The significant negative association between rural residence and HIV prevalence supports the hypothesis that HIV prevalence is lower in rural areas than in urban areas. This is likely to be for various cultural and socio-economic reasons. First, Zambia has been experiencing a rural/urban drift since its independence in 1964. Mostly, young energetic people, groups that are more likely to engage in risky sexual behaviors, migrate to urban areas in search of jobs leaving rural areas with a lower-risk adult population. Secondly, rates could be lower in rural areas mainly because of cultural and local norms. While illicit sexual behavior may be tolerated in cities, in most rural areas it is seen as a sign of lack of good morals that brings shame on ones’ family. As such people tend to refrain from indulging in sexual relations for fear of embarrassment and being stigmatized. Additionally, a smaller population in terms of numbers also means that people tend to know their neighbors very well, every person’s affairs are everybody else’s business as such there is no room for secrecy or unfaithfulness.

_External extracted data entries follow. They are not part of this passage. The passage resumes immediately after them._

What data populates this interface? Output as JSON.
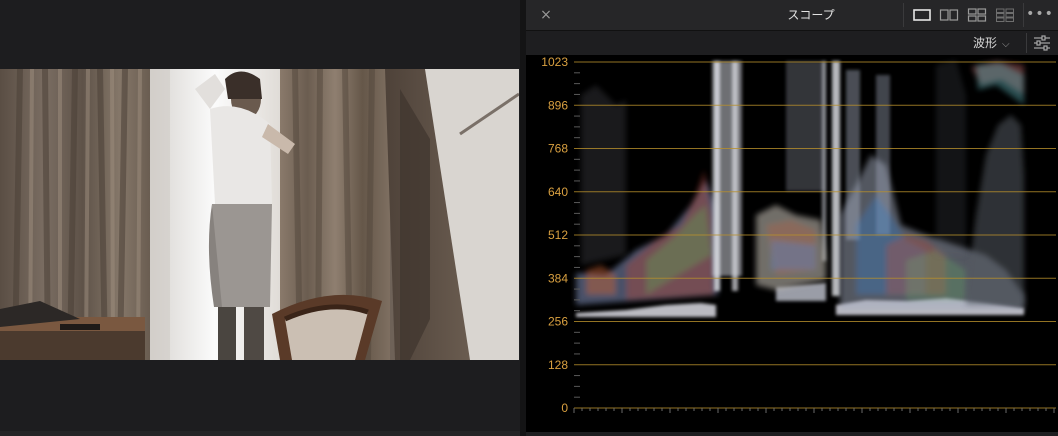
{
  "scope": {
    "title": "スコープ",
    "mode": "波形",
    "close_glyph": "×",
    "more_glyph": "•••",
    "axis_labels": [
      "1023",
      "896",
      "768",
      "640",
      "512",
      "384",
      "256",
      "128",
      "0"
    ]
  },
  "icons": {
    "close": "close-icon",
    "layout_single": "layout-single-icon",
    "layout_dual": "layout-dual-icon",
    "layout_quad": "layout-quad-icon",
    "layout_multi": "layout-multi-icon",
    "more": "more-icon",
    "settings": "sliders-icon",
    "chevron": "chevron-down-icon"
  },
  "colors": {
    "gridline": "#b8902c",
    "axis_label": "#d9a040",
    "panel_bg": "#1e1e20"
  }
}
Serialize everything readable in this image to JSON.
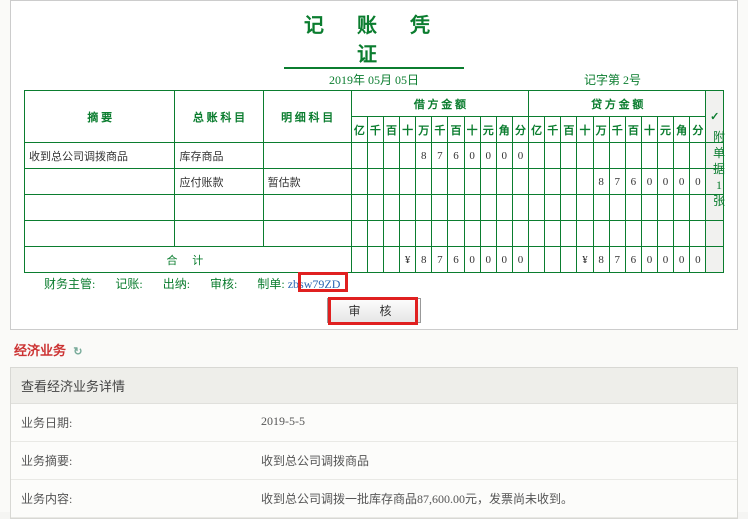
{
  "voucher": {
    "title": "记 账 凭 证",
    "date": "2019年 05月 05日",
    "number_label": "记字第 2号",
    "headers": {
      "summary": "摘   要",
      "account": "总 账 科 目",
      "subaccount": "明 细 科 目",
      "debit": "借  方  金  额",
      "credit": "贷  方  金  额",
      "check": "✓",
      "digits": [
        "亿",
        "千",
        "百",
        "十",
        "万",
        "千",
        "百",
        "十",
        "元",
        "角",
        "分"
      ]
    },
    "rows": [
      {
        "summary": "收到总公司调拨商品",
        "account": "库存商品",
        "sub": "",
        "debit": [
          "",
          "",
          "",
          "",
          "8",
          "7",
          "6",
          "0",
          "0",
          "0",
          "0"
        ],
        "credit": [
          "",
          "",
          "",
          "",
          "",
          "",
          "",
          "",
          "",
          "",
          ""
        ]
      },
      {
        "summary": "",
        "account": "应付账款",
        "sub": "暂估款",
        "debit": [
          "",
          "",
          "",
          "",
          "",
          "",
          "",
          "",
          "",
          "",
          ""
        ],
        "credit": [
          "",
          "",
          "",
          "",
          "8",
          "7",
          "6",
          "0",
          "0",
          "0",
          "0"
        ]
      },
      {
        "summary": "",
        "account": "",
        "sub": "",
        "debit": [
          "",
          "",
          "",
          "",
          "",
          "",
          "",
          "",
          "",
          "",
          ""
        ],
        "credit": [
          "",
          "",
          "",
          "",
          "",
          "",
          "",
          "",
          "",
          "",
          ""
        ]
      },
      {
        "summary": "",
        "account": "",
        "sub": "",
        "debit": [
          "",
          "",
          "",
          "",
          "",
          "",
          "",
          "",
          "",
          "",
          ""
        ],
        "credit": [
          "",
          "",
          "",
          "",
          "",
          "",
          "",
          "",
          "",
          "",
          ""
        ]
      }
    ],
    "total": {
      "label": "合                        计",
      "debit": [
        "",
        "",
        "",
        "¥",
        "8",
        "7",
        "6",
        "0",
        "0",
        "0",
        "0"
      ],
      "credit": [
        "",
        "",
        "",
        "¥",
        "8",
        "7",
        "6",
        "0",
        "0",
        "0",
        "0"
      ]
    },
    "attach_label": "附单据",
    "attach_count": "1",
    "attach_unit": "张",
    "signatures": {
      "fin_mgr": "财务主管:",
      "book": "记账:",
      "cashier": "出纳:",
      "audit": "审核:",
      "maker_label": "制单:",
      "maker_value": "zbsw79ZD"
    }
  },
  "audit_button": "审 核",
  "business": {
    "tab": "经济业务",
    "panel_title": "查看经济业务详情",
    "rows": [
      {
        "label": "业务日期:",
        "value": "2019-5-5"
      },
      {
        "label": "业务摘要:",
        "value": "收到总公司调拨商品"
      },
      {
        "label": "业务内容:",
        "value": "收到总公司调拨一批库存商品87,600.00元，发票尚未收到。"
      }
    ]
  }
}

Poverty is also correlated significantly with HIV prevalence. As poverty level increases in a district so are that district’s HIV prevalence rates. This was expected as studies have shown a link between poverty and HIV transmission in different countries in Sub-Saharan Africa (UNAIDS 1998; Whiteside 2002). Similarly, women and young girls have been reported to engage in commercial sex work for economic reasons (Whiteside 2002; Zambia Central Statistical Office 2002). This in itself raises concern considering the high number of youths in the country who have finished high school and even college but are lacking jobs. If nothing is done to alleviate this situation, the observed declining rates might be reversed. HIV prevention messages alone might not be enough to fight the deadly disease that is robbing the country of its young talented professionals. There is need for immediate government intervention that directly relates to intervening in ending unemployment among youths.

Conclusion

This paper uses GIS to model the spatial distribution of HIV prevalence rates in Zambia from a scanty point surveillance data set for the years 1994, 1998, 2002, and 2004. We illustrate the power of geography to generate HIV/AIDS rates at any geographic unit, in this case at the district level. We then further use advanced spatial statistical techniques in GeoDa to analyze the presence or absence of spatial autocorrelation in space using a set of independent variables that help explain the spatial variation of HIV/AIDS in Zambia. The results confirm the fact that HIV/AIDS rate are very high in urban areas and provincial headquarter districts. We conclude by noting that these results can be validated with more refined data such as that currently being collected by demographic health surveys. Data on HIV prevalence among different age groups as well as locales would be extremely useful and provide a more nuanced GIS analysis to validate the findings in this paper. In addition to investigating prevalence in different sub populations, it would be useful to evaluate the role of human migration within and in between districts. Analysis of the patterns of human migration in relation to HIV transmission would assist in explaining the high prevalence rates in urban and provincial districts. Specifically, the nature and scale of high HIV/AIDS prevalence rates around border districts would better be explained using both international and country level migration patterns.